A year later, it feels as if an entire decade has passed since my first Twilight. This weekend was twilight 2011 and the weather was beautiful and the people were equally beautiful. I feel as if, yet again,  I am coming to a twilight point in my life. I have worked in my first professional job for almost a year, and I've experienced a lot of growth in the past year. Probably less transition and change, but still, due to the nature of my job, it has been an experience. The year has shown me that I wasn't strong enough to not oscillate in my values and that I've pushed my usually strong will to the wayside to avoid the sadness I see in my career. I've started strengthening my will again and regaining hope. I've learned this hopelessness has been a direct product of my inability to see my own strengths and I've learned to mold hope through utilizing every skill I have. I've also learned I'm not skilled in a lot of things and I'm trying to accept this fact. I've learned to make dear friends and to accept and give love more appropriately and genuinely. I've learned a lot about love and relationships in general and the complexities that they inhabit. 
 
All of the last year seemed to climax yesterday in the height of the twilight festivities. I had so many people I cared about in town and the weather was beautiful, but I'd slipped into old, unhealthy habits and I was trying to drown away an intense month that had left me emotionally and physically exhausted. 

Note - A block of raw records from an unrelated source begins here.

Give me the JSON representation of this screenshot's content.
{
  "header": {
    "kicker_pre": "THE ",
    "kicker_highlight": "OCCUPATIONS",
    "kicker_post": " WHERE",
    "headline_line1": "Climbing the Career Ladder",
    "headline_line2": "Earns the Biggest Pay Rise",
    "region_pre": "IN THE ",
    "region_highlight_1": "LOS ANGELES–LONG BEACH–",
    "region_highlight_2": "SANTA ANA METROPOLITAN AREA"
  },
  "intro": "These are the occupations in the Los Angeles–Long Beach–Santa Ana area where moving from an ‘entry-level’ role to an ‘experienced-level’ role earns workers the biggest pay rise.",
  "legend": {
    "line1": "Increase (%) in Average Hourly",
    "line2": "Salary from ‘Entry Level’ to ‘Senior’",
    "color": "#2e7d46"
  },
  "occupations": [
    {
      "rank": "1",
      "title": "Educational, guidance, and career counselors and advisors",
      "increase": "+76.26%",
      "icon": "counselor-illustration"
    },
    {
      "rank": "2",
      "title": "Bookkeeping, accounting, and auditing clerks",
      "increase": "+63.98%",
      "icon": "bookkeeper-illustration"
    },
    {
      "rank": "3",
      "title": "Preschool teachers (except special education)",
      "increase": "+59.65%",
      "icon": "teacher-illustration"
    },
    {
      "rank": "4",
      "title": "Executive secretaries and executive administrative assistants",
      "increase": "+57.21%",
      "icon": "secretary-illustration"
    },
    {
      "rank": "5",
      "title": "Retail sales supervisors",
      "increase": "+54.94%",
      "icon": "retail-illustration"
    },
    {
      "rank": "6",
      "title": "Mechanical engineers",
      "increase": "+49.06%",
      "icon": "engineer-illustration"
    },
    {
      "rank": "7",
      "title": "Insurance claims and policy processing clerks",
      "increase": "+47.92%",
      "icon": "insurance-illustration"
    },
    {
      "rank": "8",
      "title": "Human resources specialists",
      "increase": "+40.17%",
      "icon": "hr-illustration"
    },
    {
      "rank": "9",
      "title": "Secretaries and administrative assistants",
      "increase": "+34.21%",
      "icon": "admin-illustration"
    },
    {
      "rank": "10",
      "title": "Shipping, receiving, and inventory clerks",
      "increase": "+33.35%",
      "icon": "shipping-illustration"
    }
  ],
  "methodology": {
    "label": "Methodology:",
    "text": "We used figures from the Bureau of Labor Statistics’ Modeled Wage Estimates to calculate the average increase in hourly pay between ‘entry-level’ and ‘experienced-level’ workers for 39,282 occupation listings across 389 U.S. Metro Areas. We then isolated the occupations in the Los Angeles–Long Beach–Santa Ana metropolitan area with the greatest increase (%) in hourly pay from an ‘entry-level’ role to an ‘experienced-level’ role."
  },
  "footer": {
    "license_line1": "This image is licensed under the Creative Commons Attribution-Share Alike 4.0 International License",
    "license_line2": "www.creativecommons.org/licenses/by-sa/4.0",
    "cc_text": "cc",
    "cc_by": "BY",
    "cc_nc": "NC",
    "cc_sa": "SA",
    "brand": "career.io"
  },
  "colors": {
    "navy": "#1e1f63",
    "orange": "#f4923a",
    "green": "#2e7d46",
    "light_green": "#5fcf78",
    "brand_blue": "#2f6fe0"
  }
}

I woke up this morning feeling a lot different than I had a year ago. I was not still in college and yesterday was not the fun and games that last year had been. I have too much responsibility and knowledge now to run carefree, and I tried too hard to do this yesterday. I have to be true to who I really am and not hold on to some piece of myself that was a piece that brought me fun, but not peace. I felt so uneasy all day I forced myself to go for a run to clear my head and boost my endorphins. I ran for about 45 minutes and listened to Adelle. It was cleansing and I reflected on what my next phase of life will hold and on the marks that the last year have left on my soul. I realized that I'm much to fagile to have the extreme growing pains I've had in the past two years. I hope by this time next year, my life will be about the same, except I will be renewed, refreshed, stronger, and at a place where I can begin to grow again. 
 
Twilight is my favorite time of day. I've gotten to experience some of the most beautiful moments during this time. There is something about watching the sun set or rise that gives hope and purpose even when it is scarce. It is one of the natural phenomenon's that I often forget to notice on a daily basis. People always say after bad days, that the sun will still rise tomorrow. In definition, twilight indicates success, and I found myself feeling as if I have no successes during this last year of my life. I realize, however, that the trials of the last year have taught me what I will need to be successful in the future. Most importantly, it has taught me that what really matters is the moments when peace fills my heart. A peace that is overwhelmingly filled with love. I'm searching for ways to make these moments happen as naturally as the sun sets and rises everyday. There will always be sunsets and sunrises filled with clouds, but even amongst storms, the sun never refuses to rise and set. Even in the worst weather there is a beauty at twilight that is breathtaking.